新型コロナが開いた「パンドラの箱」
2020年春から始まった新型コロナ禍の3年間、大学入試と中高の教育現場を巡る不都合な真実がその姿を露呈している。「コロナが開いたパンドラの箱」と題して、これまでオンライン授業、国立大の2次試験、学校の施設設備(校舎・教室・机)という切り口で、コロナ禍の影響について取り上げてきた。
そこに学校教員の働き改革やICT(情報通信技術)の学校への本格的な導入の動きも重なり、教育の現場は構造的な変化を余儀なくされている。2021年度から始まった大学入学共通テストで見られるように、学校教育法改正(2007年)の際に「学力の三要素」として提示された内容が、大学入試でも問われるようになってきた。これに加えて、課題解決が求められ、思考の転移(類推のように、他のケースに同じ思考を当てはめて活用すること)=過去問が通用しない世界へと、大学入試も構造的に変化してきている。
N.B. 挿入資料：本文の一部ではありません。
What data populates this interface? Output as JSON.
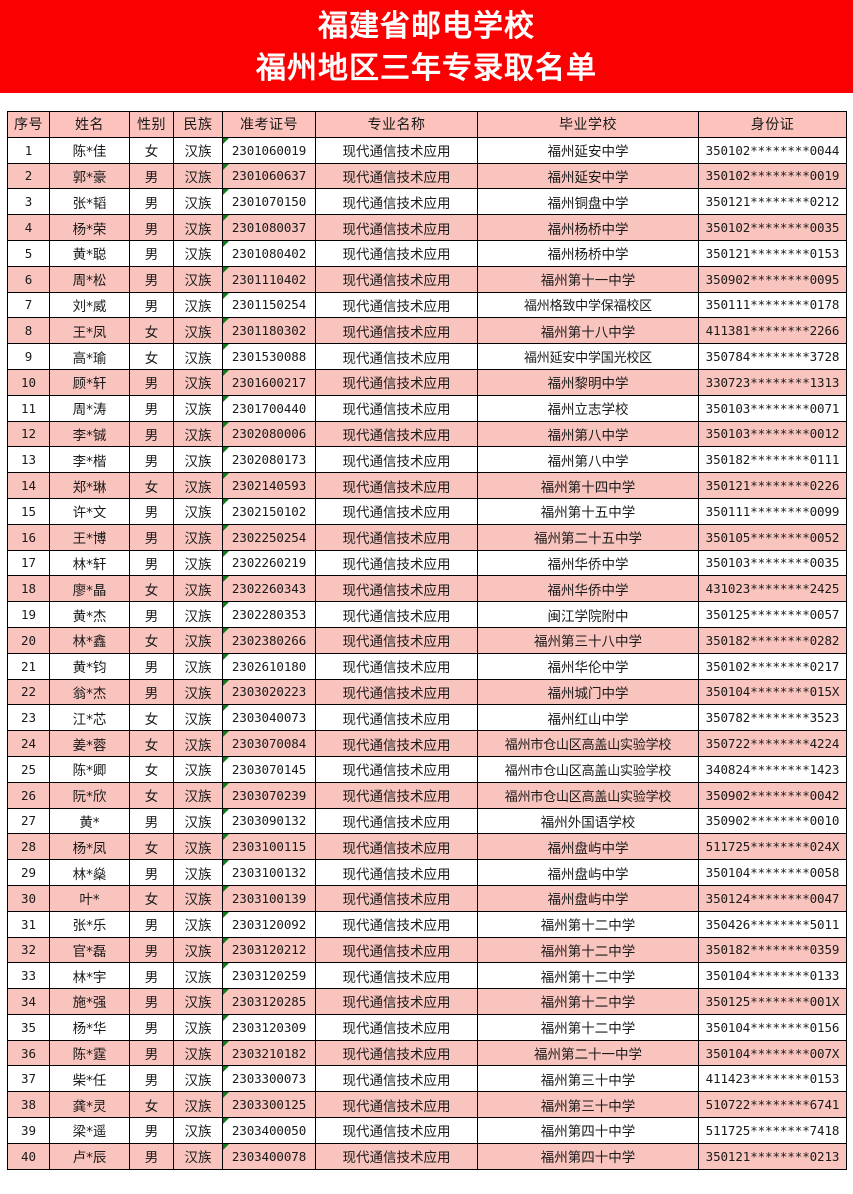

少子化により受験を巡る“競争”は緩やかになったものの、これまで“競争”によって支えられてきた学習“意欲”は減退し始めているのではないだろうか、と気になる。そこで“意欲”の減退を押しとどめる役割を担うものとして、新しい学習指導要領で教育現場にもたらされた「探究」に注目したい。
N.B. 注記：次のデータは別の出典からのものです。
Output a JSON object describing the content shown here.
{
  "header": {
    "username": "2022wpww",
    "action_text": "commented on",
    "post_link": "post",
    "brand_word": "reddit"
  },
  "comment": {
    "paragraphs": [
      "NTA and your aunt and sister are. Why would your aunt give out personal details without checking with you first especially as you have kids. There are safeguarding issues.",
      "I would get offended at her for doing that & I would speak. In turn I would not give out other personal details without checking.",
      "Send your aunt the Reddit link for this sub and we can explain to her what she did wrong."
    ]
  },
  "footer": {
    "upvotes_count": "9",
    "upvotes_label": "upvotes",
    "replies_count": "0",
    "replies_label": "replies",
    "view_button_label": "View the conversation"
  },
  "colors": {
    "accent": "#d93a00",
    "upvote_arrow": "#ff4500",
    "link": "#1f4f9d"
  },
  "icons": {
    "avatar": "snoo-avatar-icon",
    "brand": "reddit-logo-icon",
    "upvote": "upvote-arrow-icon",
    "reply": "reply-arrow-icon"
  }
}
足元の大学入試では、2月の「一般選抜」を回避する動きは年々強まり、年内に募集される「学校推薦型選抜」や「総合型選抜(旧来のAO入試)」に受験生がシフト、そこで重視されるといわれる「調査書」に書き込むための実績づくりが生徒の関心事となっている。中には調査書への記載をもくろんで、ボランティアを学校行事で展開する高校もあるほどだ。ボランティアとは元来、自発的なもののはずなのだが、往々にして手段が目的化しやすい教育の世界では、これもその一端を示しているのかもしれない。